“The Church's great liturgical tradition teaches us that fruitful participation in the liturgy requires that one be personally conformed to the mystery being celebrated… Otherwise, however carefully planned and executed our liturgies may be, they would risk falling into a certain ritualism. Hence the need to provide an education in eucharistic faith capable of enabling the faithful to live personally what they celebrate.” (Pope Benedict XVI, SACRAMENTUM CARITATIS, 64)

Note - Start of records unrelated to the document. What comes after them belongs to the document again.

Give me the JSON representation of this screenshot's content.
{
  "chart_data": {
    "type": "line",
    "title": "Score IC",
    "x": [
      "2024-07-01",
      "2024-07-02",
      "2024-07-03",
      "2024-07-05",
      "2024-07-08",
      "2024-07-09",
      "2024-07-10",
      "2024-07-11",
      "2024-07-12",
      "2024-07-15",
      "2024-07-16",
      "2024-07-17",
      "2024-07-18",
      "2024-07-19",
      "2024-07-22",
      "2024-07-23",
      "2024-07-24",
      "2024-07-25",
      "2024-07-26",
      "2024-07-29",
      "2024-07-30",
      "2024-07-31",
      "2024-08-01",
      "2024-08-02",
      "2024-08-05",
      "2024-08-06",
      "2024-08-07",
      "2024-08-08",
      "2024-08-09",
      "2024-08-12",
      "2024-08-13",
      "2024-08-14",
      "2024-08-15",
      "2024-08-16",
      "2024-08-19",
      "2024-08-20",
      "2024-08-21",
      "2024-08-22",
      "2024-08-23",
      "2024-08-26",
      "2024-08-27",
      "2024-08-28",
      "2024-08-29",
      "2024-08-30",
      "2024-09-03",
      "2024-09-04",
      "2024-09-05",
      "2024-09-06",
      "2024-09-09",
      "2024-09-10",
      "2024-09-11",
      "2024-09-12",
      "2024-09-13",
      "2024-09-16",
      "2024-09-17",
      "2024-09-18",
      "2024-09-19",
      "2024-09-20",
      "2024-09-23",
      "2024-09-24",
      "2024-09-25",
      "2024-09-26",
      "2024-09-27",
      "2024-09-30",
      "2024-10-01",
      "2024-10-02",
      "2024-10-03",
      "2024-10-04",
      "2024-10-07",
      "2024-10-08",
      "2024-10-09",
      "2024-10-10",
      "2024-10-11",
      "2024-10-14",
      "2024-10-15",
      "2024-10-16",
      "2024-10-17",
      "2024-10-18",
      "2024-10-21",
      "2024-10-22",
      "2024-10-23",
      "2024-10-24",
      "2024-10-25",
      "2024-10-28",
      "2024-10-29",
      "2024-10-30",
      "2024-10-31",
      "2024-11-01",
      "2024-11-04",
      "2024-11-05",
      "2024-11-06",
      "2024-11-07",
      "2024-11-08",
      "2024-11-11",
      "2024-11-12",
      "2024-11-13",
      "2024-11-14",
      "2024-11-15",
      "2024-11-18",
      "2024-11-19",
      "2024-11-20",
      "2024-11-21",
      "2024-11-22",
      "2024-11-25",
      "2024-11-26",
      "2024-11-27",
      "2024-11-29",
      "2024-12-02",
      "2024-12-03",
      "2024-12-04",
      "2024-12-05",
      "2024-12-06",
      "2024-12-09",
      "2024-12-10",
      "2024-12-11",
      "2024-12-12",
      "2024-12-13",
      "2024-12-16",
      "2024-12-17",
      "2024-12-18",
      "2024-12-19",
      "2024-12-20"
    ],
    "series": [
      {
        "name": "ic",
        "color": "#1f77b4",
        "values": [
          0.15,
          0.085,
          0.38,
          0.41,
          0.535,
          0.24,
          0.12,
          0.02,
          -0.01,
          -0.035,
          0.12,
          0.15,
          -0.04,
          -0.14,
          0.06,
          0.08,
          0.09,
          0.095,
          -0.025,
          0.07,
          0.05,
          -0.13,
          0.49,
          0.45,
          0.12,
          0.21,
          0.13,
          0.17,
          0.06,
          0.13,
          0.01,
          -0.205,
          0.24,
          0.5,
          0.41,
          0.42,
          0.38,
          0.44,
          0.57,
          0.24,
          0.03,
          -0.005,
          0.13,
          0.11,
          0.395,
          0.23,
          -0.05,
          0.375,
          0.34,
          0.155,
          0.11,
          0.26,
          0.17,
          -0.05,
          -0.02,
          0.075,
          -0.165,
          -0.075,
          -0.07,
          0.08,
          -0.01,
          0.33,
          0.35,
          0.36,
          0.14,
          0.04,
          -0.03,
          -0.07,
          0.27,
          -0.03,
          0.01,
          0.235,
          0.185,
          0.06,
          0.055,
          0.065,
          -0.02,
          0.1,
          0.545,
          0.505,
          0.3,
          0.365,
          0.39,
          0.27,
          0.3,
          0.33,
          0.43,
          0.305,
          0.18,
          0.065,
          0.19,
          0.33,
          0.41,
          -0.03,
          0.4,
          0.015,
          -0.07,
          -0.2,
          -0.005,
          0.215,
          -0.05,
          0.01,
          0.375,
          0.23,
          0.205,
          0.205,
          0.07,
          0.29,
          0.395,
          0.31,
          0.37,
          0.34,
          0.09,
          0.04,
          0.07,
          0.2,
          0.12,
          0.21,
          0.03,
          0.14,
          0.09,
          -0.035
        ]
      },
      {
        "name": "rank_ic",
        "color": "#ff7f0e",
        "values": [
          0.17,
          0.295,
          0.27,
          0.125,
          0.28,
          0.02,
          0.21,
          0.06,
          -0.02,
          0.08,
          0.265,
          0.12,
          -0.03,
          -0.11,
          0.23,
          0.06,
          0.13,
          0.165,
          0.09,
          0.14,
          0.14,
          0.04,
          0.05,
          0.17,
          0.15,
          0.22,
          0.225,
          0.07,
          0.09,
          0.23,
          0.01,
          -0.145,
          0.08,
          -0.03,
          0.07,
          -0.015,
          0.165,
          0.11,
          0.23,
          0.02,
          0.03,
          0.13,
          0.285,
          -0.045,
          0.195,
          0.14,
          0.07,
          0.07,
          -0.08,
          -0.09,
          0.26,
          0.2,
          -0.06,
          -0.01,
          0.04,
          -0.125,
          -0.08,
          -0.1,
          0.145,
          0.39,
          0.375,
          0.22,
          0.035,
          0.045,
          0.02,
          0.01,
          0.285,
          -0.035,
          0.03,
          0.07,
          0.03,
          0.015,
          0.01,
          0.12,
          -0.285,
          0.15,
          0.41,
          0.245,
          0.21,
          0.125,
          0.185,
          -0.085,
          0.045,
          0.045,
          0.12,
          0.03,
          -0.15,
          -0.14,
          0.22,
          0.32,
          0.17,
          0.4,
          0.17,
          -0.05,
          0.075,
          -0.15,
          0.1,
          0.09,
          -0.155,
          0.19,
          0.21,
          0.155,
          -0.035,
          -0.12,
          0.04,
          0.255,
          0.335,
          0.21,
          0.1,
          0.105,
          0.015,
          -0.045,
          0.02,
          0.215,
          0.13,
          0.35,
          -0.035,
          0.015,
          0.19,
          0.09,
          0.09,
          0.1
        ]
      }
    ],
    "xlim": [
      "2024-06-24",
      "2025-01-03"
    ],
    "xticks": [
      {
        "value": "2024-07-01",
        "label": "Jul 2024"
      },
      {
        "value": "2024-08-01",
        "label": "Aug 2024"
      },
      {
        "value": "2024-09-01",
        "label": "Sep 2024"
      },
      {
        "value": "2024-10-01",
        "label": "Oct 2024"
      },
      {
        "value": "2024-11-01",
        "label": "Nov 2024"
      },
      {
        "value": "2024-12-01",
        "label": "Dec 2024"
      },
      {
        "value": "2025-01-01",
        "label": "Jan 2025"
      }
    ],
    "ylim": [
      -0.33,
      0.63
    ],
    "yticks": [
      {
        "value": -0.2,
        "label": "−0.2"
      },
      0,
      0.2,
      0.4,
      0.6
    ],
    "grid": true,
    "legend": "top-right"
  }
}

Tuesday, December 22, 2009

Tale of Two Hymns

As one who has no schooling in music, formal or informal, I’d like to take my hand at music critic and historian, setting my mystagogical gaze at two hymns of the season. The two hymns honored for this treatment: Angelus ad Virginem and Adeste Fidelis.

Hymn: Angelus ad Virginem


The word that comes to my mystagogue mind is “sweet”. Most encounters with God’s angels are anything but sweet. When Abraham met some angles, they went on to raze Sodom. Jacob fought one all night long, and almost won, until the angel decided to up the ante and made him gimpy the rest of his life. Balaam would have been annihilated were it not for his talking ass. Zachariah was made dumb for nine months. And Peter was hardly treated as if he were the Vicar of Christ. Thus was the way man and angle would mingle.

This meeting between Gabriel and Mary was different. The angel’s gentleness and deference to his queen stands in stark comparison to other angelic meetings, and the hymn poetically delivers this message: This is no ordinary request, and she is no ordinary woman.

The origin of the hymn is not precisely known, but it’s latest composition must have been the mid-14th century when it was published in Ireland. The melodic organ accompaniment featured in the video followed several centuries later, and the cheery notes reflect it’s proper place in the liturgy on Gaudete Sunday.


Gabriel, from heaven's king
Sent to the maiden sweet,
Brought to her blissful tiding
And fair 'gan her to greet.
'Hail be thou, full of grace aright!
For so God's Son, the heaven's light,
Loves man, that He a man will be and take
Flesh of thee, maiden bright,
Mankind free for to make
Of sin and devil's might.'

Gently to him gave answer
The gentle maiden then:
'And in what wise should I bear
Child, that know not man?'
The angel said: 'O dread thee nought.
'Tis through the Holy Ghost that wrought
Shall be this thing whereof tidings I bring:
Lost mankind shall be bought
By thy sweet childbearing,
And back from sorrow brought.'

When the maiden understood
And the angel's words had heard,
Mildly, of her own mild mood,
The angel she answered:
'Our Lord His handmaiden, I wis,
I am, that here above us is:
And touching me fulfilled be thy saw;
That I, since His will is,
Be, out of nature's law
A maid with mother's bliss.'

The angel went away thereon
And parted from her sight
And straightway she conceived a Son
Through th' Holy Ghost His might.
In her was Christ contained anon,
True God, true man, in flesh and bone;
Born of her too When time was due; who then
Redeemed us for His own,
And bought us out of pain,
And died for us t'atone.

Filled full of charity,
Thou matchless maiden-mother,
Pray for us to him that He
For thy love above other,
Away our sin and guilt should take,
And clean of every stain us make
And heaven's bliss, when our time is to die,
Would give us for thy sake;
With grace to serve him by
Till He us to him take. Amen.


Hymn: Adeste Fidelis


This hymn was composed by John Francis Wade, and Catholic Englishman who spent much of his life in the 18th century in exile from his homeland. His place of exile was town of Douay in Brittany, which was a center of exile for English Catholics. The plight of English Catholics was foremost in his life, as he, in 1745, fought on the side of Prince Charles Edward Stuart in his failed attempt to claim his rightful thrown.

Despite the Jacobean origin of this masterpiece, bygones are bygone in modern times, and Wade’s hymn is universally sung by Anglicans and Catholics alike as the most popular way to greet the Christmas celebration. The text praises the mystery of the Incarnation, and beckons all of mankind to adore the divine Christ Child. But it mixes very interestingly with a melody of defiance, influenced by nationalism and the counter-reformation. The video offered, a choice sure to please Andy’s personal taste, highlights this defiant strain, welded perfectly to the news of glad tidings (see if you can spot Mr. and Mrs. Andy).